New additions to the cast include Cara Delevingne as a shifty gallery owner who becomes a love interest for Mabel, and Shirley MacLaine, at her Shirley MacLaine-iest, as Bunny’s half-blind mother Lenora, who’s not as dotty as she pretends to be. Either could, of course, be the killer, as could anyone outside of the three leads.
There’s also a subplot in which Charles is invited to sign up for a reboot of his hit 90s detective show Brazzos.

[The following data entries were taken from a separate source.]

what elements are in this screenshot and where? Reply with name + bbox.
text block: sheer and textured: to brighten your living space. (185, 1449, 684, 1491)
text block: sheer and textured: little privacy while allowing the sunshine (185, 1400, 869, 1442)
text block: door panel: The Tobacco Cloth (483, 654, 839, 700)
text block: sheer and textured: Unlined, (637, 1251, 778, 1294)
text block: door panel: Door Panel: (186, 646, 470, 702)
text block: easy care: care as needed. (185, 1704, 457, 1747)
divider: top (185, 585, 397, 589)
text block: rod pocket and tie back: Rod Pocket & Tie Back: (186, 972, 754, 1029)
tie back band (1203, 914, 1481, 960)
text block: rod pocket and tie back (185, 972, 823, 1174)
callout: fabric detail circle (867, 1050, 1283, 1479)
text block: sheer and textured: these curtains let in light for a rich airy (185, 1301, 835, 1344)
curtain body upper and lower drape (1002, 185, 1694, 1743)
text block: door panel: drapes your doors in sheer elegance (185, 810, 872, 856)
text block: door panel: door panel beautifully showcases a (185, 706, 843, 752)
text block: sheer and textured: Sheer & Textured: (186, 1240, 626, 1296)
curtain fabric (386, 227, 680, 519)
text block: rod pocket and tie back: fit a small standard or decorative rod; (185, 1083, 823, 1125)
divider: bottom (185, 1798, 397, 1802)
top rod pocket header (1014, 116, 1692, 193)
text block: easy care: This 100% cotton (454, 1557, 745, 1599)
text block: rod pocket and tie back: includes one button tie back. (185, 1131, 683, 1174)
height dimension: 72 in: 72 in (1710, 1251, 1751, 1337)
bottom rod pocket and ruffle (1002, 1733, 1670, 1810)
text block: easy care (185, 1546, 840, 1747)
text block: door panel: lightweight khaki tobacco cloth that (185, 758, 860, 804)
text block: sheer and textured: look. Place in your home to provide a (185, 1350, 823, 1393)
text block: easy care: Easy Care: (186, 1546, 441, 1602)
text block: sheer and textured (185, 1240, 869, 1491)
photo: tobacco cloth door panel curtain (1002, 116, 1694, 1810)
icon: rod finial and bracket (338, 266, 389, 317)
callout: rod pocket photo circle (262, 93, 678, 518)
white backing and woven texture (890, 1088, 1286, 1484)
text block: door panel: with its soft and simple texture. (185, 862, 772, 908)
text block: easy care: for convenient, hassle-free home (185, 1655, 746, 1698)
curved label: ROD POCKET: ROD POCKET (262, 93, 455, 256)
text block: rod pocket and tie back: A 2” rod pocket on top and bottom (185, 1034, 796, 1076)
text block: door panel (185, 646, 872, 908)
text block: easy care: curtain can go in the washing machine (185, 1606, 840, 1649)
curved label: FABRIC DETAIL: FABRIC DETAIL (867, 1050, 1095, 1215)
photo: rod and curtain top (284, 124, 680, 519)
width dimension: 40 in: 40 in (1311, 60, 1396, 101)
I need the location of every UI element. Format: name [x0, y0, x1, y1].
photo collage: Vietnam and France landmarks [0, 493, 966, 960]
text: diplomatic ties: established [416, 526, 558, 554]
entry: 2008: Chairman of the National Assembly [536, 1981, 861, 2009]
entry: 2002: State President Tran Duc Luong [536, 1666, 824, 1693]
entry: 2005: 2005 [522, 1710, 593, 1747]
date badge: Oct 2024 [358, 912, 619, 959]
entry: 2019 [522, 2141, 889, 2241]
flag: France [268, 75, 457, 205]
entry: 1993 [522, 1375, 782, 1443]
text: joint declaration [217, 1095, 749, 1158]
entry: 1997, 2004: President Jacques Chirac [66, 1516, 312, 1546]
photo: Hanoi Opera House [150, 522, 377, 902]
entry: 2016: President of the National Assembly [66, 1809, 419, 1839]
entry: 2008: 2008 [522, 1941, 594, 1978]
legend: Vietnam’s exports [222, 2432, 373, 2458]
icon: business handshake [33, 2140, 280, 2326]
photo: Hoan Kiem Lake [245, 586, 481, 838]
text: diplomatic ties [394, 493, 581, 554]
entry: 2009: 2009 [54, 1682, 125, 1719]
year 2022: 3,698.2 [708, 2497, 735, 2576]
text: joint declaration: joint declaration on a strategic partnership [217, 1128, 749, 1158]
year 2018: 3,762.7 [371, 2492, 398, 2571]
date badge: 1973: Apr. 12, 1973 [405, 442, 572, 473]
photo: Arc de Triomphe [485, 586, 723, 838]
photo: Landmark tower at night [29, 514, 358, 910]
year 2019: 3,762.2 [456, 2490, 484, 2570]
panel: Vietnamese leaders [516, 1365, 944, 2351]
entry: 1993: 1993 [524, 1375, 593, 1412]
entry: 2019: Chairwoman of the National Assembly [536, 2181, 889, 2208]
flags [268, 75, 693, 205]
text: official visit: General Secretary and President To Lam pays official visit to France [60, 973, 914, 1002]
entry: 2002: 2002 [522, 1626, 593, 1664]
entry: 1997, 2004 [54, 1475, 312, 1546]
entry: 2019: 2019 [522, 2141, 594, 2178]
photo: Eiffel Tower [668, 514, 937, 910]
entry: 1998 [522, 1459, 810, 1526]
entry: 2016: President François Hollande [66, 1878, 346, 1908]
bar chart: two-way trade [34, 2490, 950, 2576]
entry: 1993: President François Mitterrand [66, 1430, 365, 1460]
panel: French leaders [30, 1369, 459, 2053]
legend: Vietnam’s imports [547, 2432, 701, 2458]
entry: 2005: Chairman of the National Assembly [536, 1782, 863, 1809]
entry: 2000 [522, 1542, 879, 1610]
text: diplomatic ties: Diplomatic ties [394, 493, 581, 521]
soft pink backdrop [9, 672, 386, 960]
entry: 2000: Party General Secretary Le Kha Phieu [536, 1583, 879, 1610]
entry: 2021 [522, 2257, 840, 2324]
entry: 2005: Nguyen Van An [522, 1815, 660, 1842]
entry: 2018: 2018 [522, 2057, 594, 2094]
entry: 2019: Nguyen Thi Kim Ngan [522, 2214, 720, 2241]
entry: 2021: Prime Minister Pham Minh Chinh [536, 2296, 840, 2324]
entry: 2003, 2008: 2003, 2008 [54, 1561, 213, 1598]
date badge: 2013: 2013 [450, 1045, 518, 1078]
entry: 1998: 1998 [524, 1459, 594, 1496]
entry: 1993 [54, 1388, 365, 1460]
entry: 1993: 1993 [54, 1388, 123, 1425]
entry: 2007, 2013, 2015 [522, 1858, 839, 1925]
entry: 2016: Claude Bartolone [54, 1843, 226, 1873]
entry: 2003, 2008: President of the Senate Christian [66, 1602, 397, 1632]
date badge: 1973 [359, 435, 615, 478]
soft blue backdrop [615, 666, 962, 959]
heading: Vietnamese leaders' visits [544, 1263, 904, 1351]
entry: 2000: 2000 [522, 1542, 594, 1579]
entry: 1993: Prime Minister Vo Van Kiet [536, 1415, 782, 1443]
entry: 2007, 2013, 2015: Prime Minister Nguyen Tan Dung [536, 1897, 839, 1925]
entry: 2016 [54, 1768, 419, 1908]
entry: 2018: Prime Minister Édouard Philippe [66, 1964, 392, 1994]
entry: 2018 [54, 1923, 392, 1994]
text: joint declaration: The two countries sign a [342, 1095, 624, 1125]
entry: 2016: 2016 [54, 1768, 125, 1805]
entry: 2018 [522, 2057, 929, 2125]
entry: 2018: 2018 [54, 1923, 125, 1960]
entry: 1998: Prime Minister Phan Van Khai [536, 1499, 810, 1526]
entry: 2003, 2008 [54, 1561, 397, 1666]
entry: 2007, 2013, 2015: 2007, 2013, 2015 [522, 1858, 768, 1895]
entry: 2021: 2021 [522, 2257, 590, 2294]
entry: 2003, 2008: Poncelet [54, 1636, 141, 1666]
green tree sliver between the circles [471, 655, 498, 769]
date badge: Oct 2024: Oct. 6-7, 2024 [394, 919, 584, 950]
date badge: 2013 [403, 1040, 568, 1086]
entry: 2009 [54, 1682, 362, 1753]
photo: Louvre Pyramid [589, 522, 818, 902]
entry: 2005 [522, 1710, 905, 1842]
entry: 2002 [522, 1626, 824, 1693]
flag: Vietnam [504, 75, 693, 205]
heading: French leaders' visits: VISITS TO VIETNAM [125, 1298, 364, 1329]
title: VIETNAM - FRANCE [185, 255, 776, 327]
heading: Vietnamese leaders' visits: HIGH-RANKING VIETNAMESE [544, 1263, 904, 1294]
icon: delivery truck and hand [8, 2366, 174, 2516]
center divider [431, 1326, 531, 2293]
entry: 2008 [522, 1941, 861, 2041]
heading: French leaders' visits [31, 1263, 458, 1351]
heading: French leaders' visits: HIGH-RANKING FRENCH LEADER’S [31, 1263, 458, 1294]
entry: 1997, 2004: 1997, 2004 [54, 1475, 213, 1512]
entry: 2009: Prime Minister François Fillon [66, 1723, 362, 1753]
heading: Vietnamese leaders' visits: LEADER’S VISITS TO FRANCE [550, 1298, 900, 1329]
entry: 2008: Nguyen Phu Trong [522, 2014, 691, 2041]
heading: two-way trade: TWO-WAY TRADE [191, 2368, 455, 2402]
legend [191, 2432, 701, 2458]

First he’s delighted, then he’s crushed when he learns the character is being reimagined as a young Black woman and that he’s being offered the lesser role of her uncle.
This season’s mystery is more expansive — a good thing, because it gives extra room to delve into the sadness and loneliness lurking inside Charles, Oliver and Mabel, and to explore in more detail the stories of the other richly-drawn residents of the Arconia.
From the start, Only Murders in the Building stood out as a generous series with a lot of heart.
It’s beating more joyously than ever second time around.